Friday, February 3, 2012

Headlines Can Be Deceiving

Today, the January Jobs Report indicated that the economy created 243,000 jobs in January and the unemployment rate dropped to 8.3%. That sounds good and most of the “experts” were screaming that this more proof that the economy has turned around and job growth will continue. What they didn’t do is look beyond the headline.

First, I was startled when I heard the headline numbers. Here is the context behind the numbers. Last week, Chairman Bernanke said the economy was soft and lowered his GDP growth estimate, extended the zero interest rate program through 2014 and implied that he was ready to intervene with more money creation if necessary.
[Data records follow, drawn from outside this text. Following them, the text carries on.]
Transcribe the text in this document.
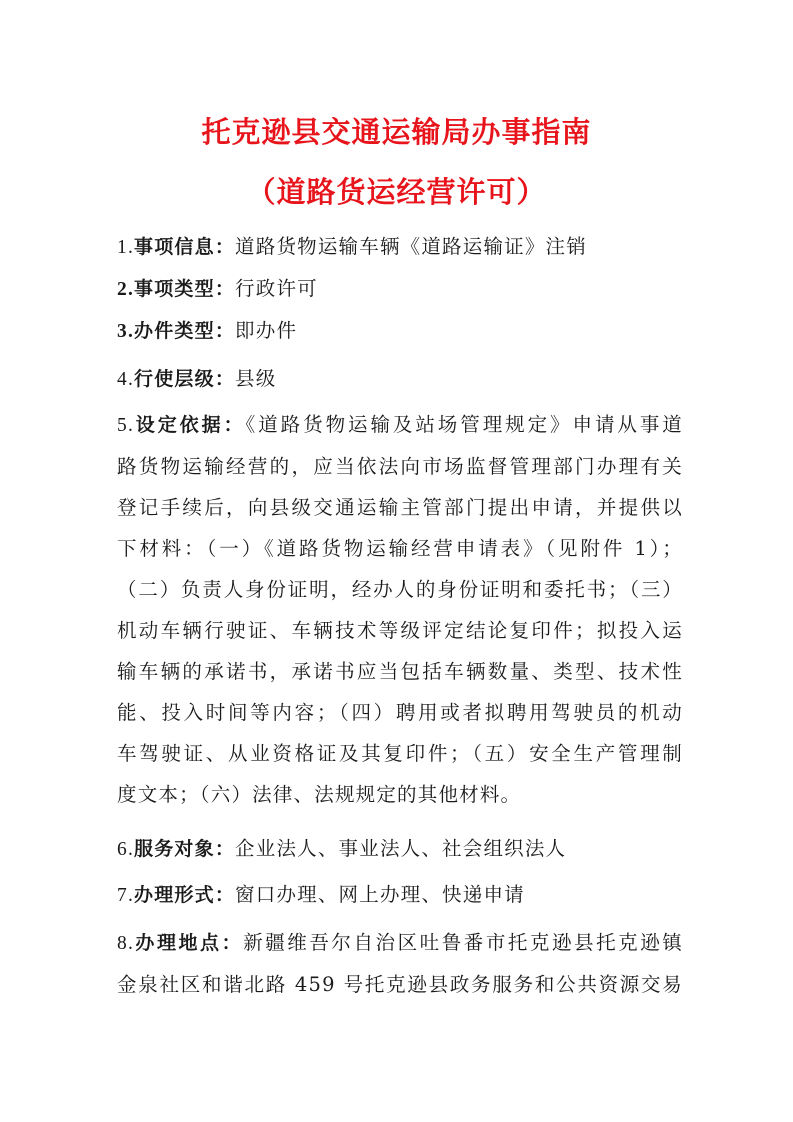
托克逊县交通运输局办事指南
（道路货运经营许可）
1.事项信息：道路货物运输车辆《道路运输证》注销
2.事项类型：行政许可
3.办件类型：即办件
4.行使层级：县级
5.设定依据：《道路货物运输及站场管理规定》申请从事道
路货物运输经营的，应当依法向市场监督管理部门办理有关
登记手续后，向县级交通运输主管部门提出申请，并提供以
下材料：（一）《道路货物运输经营申请表》（见附件 1）；
（二）负责人身份证明，经办人的身份证明和委托书；（三）
机动车辆行驶证、车辆技术等级评定结论复印件；拟投入运
输车辆的承诺书，承诺书应当包括车辆数量、类型、技术性
能、投入时间等内容；（四）聘用或者拟聘用驾驶员的机动
车驾驶证、从业资格证及其复印件；（五）安全生产管理制
度文本；（六）法律、法规规定的其他材料。
6.服务对象：企业法人、事业法人、社会组织法人
7.办理形式：窗口办理、网上办理、快递申请
8.办理地点：新疆维吾尔自治区吐鲁番市托克逊县托克逊镇
金泉社区和谐北路 459 号托克逊县政务服务和公共资源交易
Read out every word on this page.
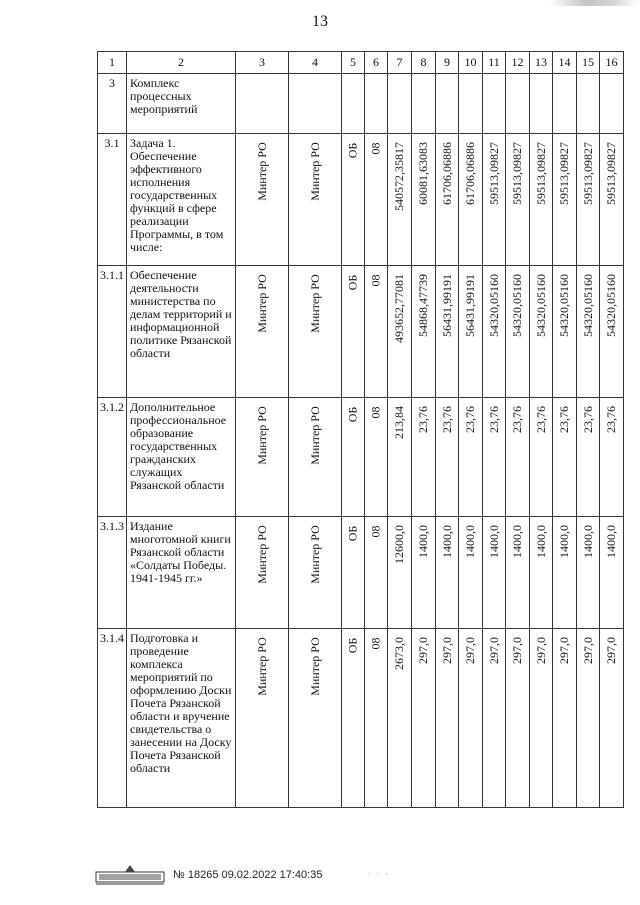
13
1	2	3	4	5	6	7	8	9	10	11	12	13	14	15	16
3	Комплекс процессных мероприятий														
3.1	Задача 1. Обеспечение эффективного исполнения государственных функций в сфере реализации Программы, в том числе:	Минтер РО	Минтер РО	ОБ	08	540572,35817	60081,63083	61706,06886	61706,06886	59513,09827	59513,09827	59513,09827	59513,09827	59513,09827	59513,09827

3.1.1	Обеспечение деятельности министерства по делам территорий и информационной политике Рязанской области	Минтер РО	Минтер РО	ОБ	08	493652,77081	54868,47739	56431,99191	56431,99191	54320,05160	54320,05160	54320,05160	54320,05160	54320,05160	54320,05160

3.1.2	Дополнительное профессиональное образование государственных гражданских служащих Рязанской области	Минтер РО	Минтер РО	ОБ	08	213,84	23,76	23,76	23,76	23,76	23,76	23,76	23,76	23,76	23,76

3.1.3	Издание многотомной книги Рязанской области «Солдаты Победы. 1941-1945 гг.»	Минтер РО	Минтер РО	ОБ	08	12600,0	1400,0	1400,0	1400,0	1400,0	1400,0	1400,0	1400,0	1400,0	1400,0

3.1.4	Подготовка и проведение комплекса мероприятий по оформлению Доски Почета Рязанской области и вручение свидетельства о занесении на Доску Почета Рязанской области	Минтер РО	Минтер РО	ОБ	08	2673,0	297,0	297,0	297,0	297,0	297,0	297,0	297,0	297,0	297,0
№ 18265 09.02.2022 17:40:35	· · ·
That doesn’t sound like the environment for “surging” new job growth.

So here is some information behind the headline.

1.A record 1.2 million people fall out of the labor force (these are people who are no longer looking for a job.)
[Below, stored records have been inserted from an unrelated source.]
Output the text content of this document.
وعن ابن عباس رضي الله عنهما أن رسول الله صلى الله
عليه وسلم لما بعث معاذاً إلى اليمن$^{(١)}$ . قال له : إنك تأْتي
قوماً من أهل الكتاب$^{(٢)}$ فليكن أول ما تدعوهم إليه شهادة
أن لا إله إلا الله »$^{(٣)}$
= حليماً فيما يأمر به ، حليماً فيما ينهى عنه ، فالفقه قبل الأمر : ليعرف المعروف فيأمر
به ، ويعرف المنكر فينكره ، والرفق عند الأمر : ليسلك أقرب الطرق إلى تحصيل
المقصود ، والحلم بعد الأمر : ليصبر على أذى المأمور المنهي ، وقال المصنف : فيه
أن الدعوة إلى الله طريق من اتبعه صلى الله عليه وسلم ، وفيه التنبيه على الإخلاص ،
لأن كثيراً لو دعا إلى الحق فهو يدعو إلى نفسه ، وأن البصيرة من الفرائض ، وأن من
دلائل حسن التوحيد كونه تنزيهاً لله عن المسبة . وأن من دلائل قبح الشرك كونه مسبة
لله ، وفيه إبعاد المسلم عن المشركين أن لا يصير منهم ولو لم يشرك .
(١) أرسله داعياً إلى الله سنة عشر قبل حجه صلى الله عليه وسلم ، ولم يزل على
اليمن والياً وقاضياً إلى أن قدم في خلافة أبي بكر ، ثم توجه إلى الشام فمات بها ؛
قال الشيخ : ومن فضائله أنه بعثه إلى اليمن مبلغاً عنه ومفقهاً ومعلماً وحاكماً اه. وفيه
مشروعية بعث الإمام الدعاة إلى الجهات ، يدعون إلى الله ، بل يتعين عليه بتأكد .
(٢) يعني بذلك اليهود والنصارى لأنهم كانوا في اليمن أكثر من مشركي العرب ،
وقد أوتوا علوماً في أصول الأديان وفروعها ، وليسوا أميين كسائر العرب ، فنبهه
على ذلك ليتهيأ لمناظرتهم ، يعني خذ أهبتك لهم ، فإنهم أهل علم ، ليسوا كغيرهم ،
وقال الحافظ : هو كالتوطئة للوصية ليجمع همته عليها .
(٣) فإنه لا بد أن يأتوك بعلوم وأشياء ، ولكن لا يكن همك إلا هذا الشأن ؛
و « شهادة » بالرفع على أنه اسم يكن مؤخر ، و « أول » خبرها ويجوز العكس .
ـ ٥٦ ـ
2.This means that the percent of the population that would like to work dropped to 63.7%. The long-term, historic percent is 65.8%. This is important because this is the number they use to determine the unemployment rate. This is 5 million people less looking for work than is normal; and with 5 million less people you get a much lower unemployment rate. And baby boomers are not retiring like many assume, In fact, their participation rate in increasing.

3.Part-time workers increased by 699,000 and full time jobs increased by 80,000 jobs. So about 10 percent of jobs were full time.

I am not saying there is a conspiracy to improve the numbers. It is the way the math model works. But it does demonstrate that you must look beyond the headlines to get the real story.